Packard did not retire into relief. She understood the system that had failed her, and set about changing it. She founded the Anti-Insane Asylum Society and began to write at speed, turning her notes from confinement and committees into books that sold—Marital Power Exemplified; or, Three Years’ Imprisonment for Religious Belief (1864), The Prisoners’ Hidden Life, or Insane Asylums Unveiled (1868), among others. In Springfield, legislators read her pages alongside testimony from doctors and superintendents. In 1867, Illinois passed the Bill for the Protection of Personal Liberty, guaranteeing a public hearing for anyone accused of insanity—wives included. Massachusetts followed; other states, too. She could not recover the lost years, but she could close the loophole that had consumed them.
Writing as Survival
Her writings are not cool memoirs; they are legal briefs in plain speech. She describes the capture at home, the locked wards, the elastic diagnoses, and the way power—domestic, medical, clerical—can align to erase a woman’s testimony. She also records the smaller violences: the letters intercepted, the windows nailed shut, the neighbours turned witnesses. In teaching-text clarity, she connects the law of coverture to the practice of confinement: if a married woman’s legal existence was folded into her husband’s, how easily could the state agree with him that she had no mind of her own to protect.
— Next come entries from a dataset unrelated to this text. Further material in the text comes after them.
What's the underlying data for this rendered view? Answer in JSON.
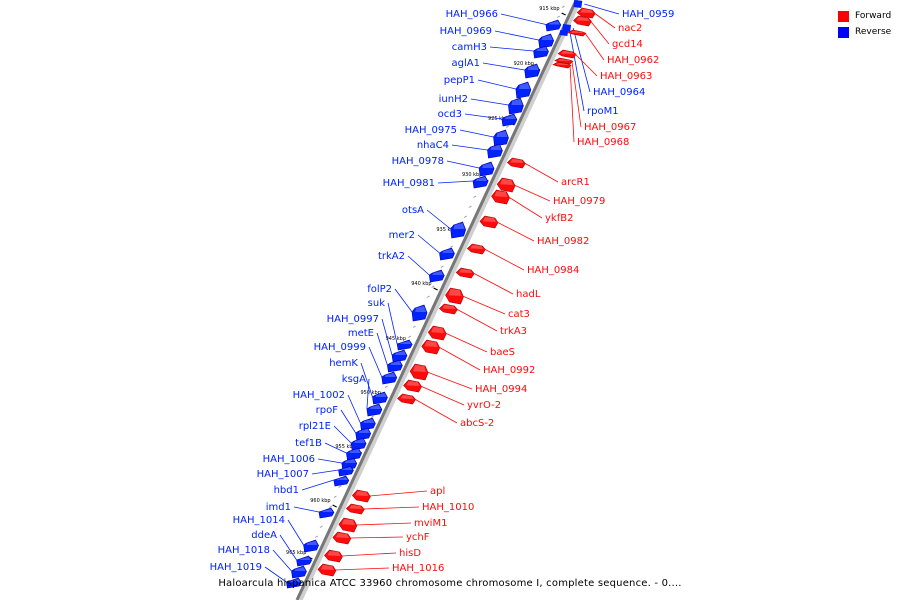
{
  "legend": {
    "forward": {
      "label": "Forward",
      "color": "#ff0000"
    },
    "reverse": {
      "label": "Reverse",
      "color": "#0000ff"
    }
  },
  "caption": "Haloarcula hispanica ATCC 33960 chromosome chromosome I, complete sequence. - 0....",
  "axis": {
    "labels": [
      "915 kbp",
      "920 kbp",
      "925 kbp",
      "930 kbp",
      "935 kbp",
      "940 kbp",
      "945 kbp",
      "950 kbp",
      "955 kbp",
      "960 kbp",
      "965 kbp"
    ]
  },
  "reverse_genes": [
    {
      "label": "HAH_0966"
    },
    {
      "label": "HAH_0969"
    },
    {
      "label": "camH3"
    },
    {
      "label": "aglA1"
    },
    {
      "label": "pepP1"
    },
    {
      "label": "iunH2"
    },
    {
      "label": "ocd3"
    },
    {
      "label": "HAH_0975"
    },
    {
      "label": "nhaC4"
    },
    {
      "label": "HAH_0978"
    },
    {
      "label": "HAH_0981"
    },
    {
      "label": "otsA"
    },
    {
      "label": "mer2"
    },
    {
      "label": "trkA2"
    },
    {
      "label": "folP2"
    },
    {
      "label": "suk"
    },
    {
      "label": "HAH_0997"
    },
    {
      "label": "metE"
    },
    {
      "label": "HAH_0999"
    },
    {
      "label": "hemK"
    },
    {
      "label": "ksgA"
    },
    {
      "label": "HAH_1002"
    },
    {
      "label": "rpoF"
    },
    {
      "label": "rpl21E"
    },
    {
      "label": "tef1B"
    },
    {
      "label": "HAH_1006"
    },
    {
      "label": "HAH_1007"
    },
    {
      "label": "hbd1"
    },
    {
      "label": "imd1"
    },
    {
      "label": "HAH_1014"
    },
    {
      "label": "ddeA"
    },
    {
      "label": "HAH_1018"
    },
    {
      "label": "HAH_1019"
    },
    {
      "label": "HAH_0959"
    },
    {
      "label": "HAH_0964"
    },
    {
      "label": "rpoM1"
    }
  ],
  "forward_genes": [
    {
      "label": "nac2"
    },
    {
      "label": "gcd14"
    },
    {
      "label": "HAH_0962"
    },
    {
      "label": "HAH_0963"
    },
    {
      "label": "HAH_0967"
    },
    {
      "label": "HAH_0968"
    },
    {
      "label": "arcR1"
    },
    {
      "label": "HAH_0979"
    },
    {
      "label": "ykfB2"
    },
    {
      "label": "HAH_0982"
    },
    {
      "label": "HAH_0984"
    },
    {
      "label": "hadL"
    },
    {
      "label": "cat3"
    },
    {
      "label": "trkA3"
    },
    {
      "label": "baeS"
    },
    {
      "label": "HAH_0992"
    },
    {
      "label": "HAH_0994"
    },
    {
      "label": "yvrO-2"
    },
    {
      "label": "abcS-2"
    },
    {
      "label": "apl"
    },
    {
      "label": "HAH_1010"
    },
    {
      "label": "mviM1"
    },
    {
      "label": "ychF"
    },
    {
      "label": "hisD"
    },
    {
      "label": "HAH_1016"
    }
  ]
}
The transformation from patient to reformer was hard on her. Doctors and officials derided her as a zealot. Yet the record is stubborn: one trial, five days; one quote, perfectly aimed; seven minutes to undo a husband’s “right.” In the Illinois Supreme Court’s own historical account, Packard’s case is the hinge on which the state’s mental-health law, and the rights of married women entangled within it, began to turn.
The Legacy of Gaslighting
A century and a half later, the story reads with eerie modernity. We have a word now—gaslighting—for the intimate campaign to make someone doubt their reality. Packard’s courage reminds us that language alone isn’t enough; you need procedures that hear the silenced, and judges who will order the doors unlatched.